Your BRIDGE back to being active at every age and stage

Insight of the Week from Cara

Soapbox warning

In the world of physical activity media, the subject of balance training comes up from time to time. Movement professionals eagerly share their protocols and program ideas on how they work to improve balance.

But there is little specificity considered for understanding the underlying mechanics of exactly which aspect of balance is impaired. How do you know what to work on if you don’t understand the instability in finer detail? Drives me bonkers!

For example: You want to improve your golf game, so the pro tells you to practice more. Without further specifics how do you know you’re putting in time doing what will help?

There is a saying about doing the same thing over and over and expecting different results. You need a more specific plan!

How does the Bridging® framework assess balance differently from others?

For balance, we take a nuts and bolts approach by looking at the simple relationship of discrete sway control in each plane of motion — forward/back, side to side, turning, and up/down.
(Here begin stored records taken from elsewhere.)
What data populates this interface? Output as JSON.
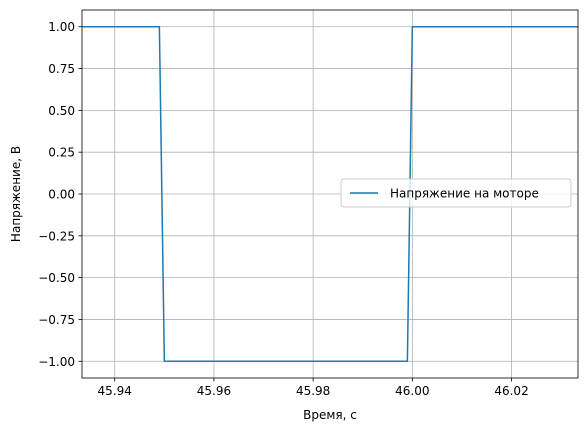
{
  "chart_data": {
    "type": "line",
    "xlabel": "Время, с",
    "ylabel": "Напряжение, В",
    "xlim": [
      45.9334,
      46.0334
    ],
    "ylim": [
      -1.1,
      1.1
    ],
    "xticks": [
      45.94,
      45.96,
      45.98,
      46.0,
      46.02
    ],
    "xtick_labels": [
      "45.94",
      "45.96",
      "45.98",
      "46.00",
      "46.02"
    ],
    "yticks": [
      1.0,
      0.75,
      0.5,
      0.25,
      0.0,
      -0.25,
      -0.5,
      -0.75,
      -1.0
    ],
    "ytick_labels": [
      "1.00",
      "0.75",
      "0.50",
      "0.25",
      "0.00",
      "−0.25",
      "−0.50",
      "−0.75",
      "−1.00"
    ],
    "grid": true,
    "legend_position": "center-right",
    "series": [
      {
        "name": "Напряжение на моторе",
        "color": "#1f77b4",
        "x": [
          45.9334,
          45.949,
          45.95,
          45.951,
          45.952,
          45.999,
          46.0,
          46.001,
          46.002,
          46.0334
        ],
        "y": [
          1.0,
          1.0,
          -1.0,
          -1.0,
          -1.0,
          -1.0,
          1.0,
          1.0,
          1.0,
          1.0
        ]
      }
    ]
  }
}
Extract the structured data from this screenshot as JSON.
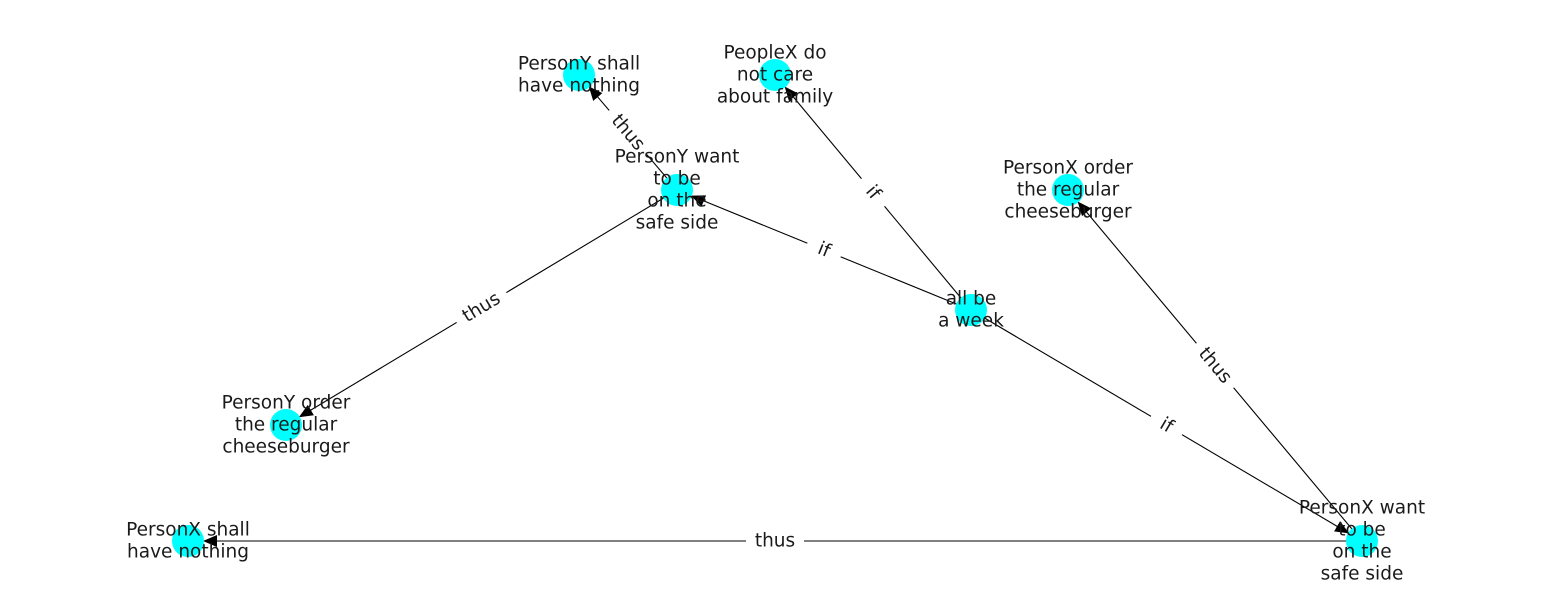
{
  "colors": {
    "node": "#00ffff",
    "edge": "#000000",
    "text": "#1a1a1a"
  },
  "nodes": [
    {
      "id": "n_y_nothing",
      "lines": [
        "PersonY shall",
        "have nothing"
      ]
    },
    {
      "id": "n_people_x",
      "lines": [
        "PeopleX do",
        "not care",
        "about family"
      ]
    },
    {
      "id": "n_y_want",
      "lines": [
        "PersonY want",
        "to be",
        "on the",
        "safe side"
      ]
    },
    {
      "id": "n_x_order",
      "lines": [
        "PersonX order",
        "the regular",
        "cheeseburger"
      ]
    },
    {
      "id": "n_all_week",
      "lines": [
        "all be",
        "a week"
      ]
    },
    {
      "id": "n_y_order",
      "lines": [
        "PersonY order",
        "the regular",
        "cheeseburger"
      ]
    },
    {
      "id": "n_x_nothing",
      "lines": [
        "PersonX shall",
        "have nothing"
      ]
    },
    {
      "id": "n_x_want",
      "lines": [
        "PersonX want",
        "to be",
        "on the",
        "safe side"
      ]
    }
  ],
  "edges": [
    {
      "from": "n_y_want",
      "to": "n_y_nothing",
      "label": "thus"
    },
    {
      "from": "n_y_want",
      "to": "n_y_order",
      "label": "thus"
    },
    {
      "from": "n_all_week",
      "to": "n_people_x",
      "label": "if"
    },
    {
      "from": "n_all_week",
      "to": "n_y_want",
      "label": "if"
    },
    {
      "from": "n_all_week",
      "to": "n_x_want",
      "label": "if"
    },
    {
      "from": "n_x_want",
      "to": "n_x_order",
      "label": "thus"
    },
    {
      "from": "n_x_want",
      "to": "n_x_nothing",
      "label": "thus"
    }
  ]
}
We assess this in three progressively challenging ways:

  • Sitting
  • Standing
  • Stepping (mini-lunge)

What we find is there is only one or two directions that are unstable, often lateral or rotational control. By resetting the related muscles, your balance changes instantaneously!

Why is balance off?

When we assess a client’s micromovement flows and transitions, the glitches we find are always related to the four usual suspects from your overall lifetime:

  1. Injuries
  2. Illness
  3. Medical interventions
  4. Early life/birth impacts

We use the gentle Bridging® reset process to restore the correct stabilizing patterns in the muscle groups impacting your balance. This can usually be accomplished in 2-3 sessions.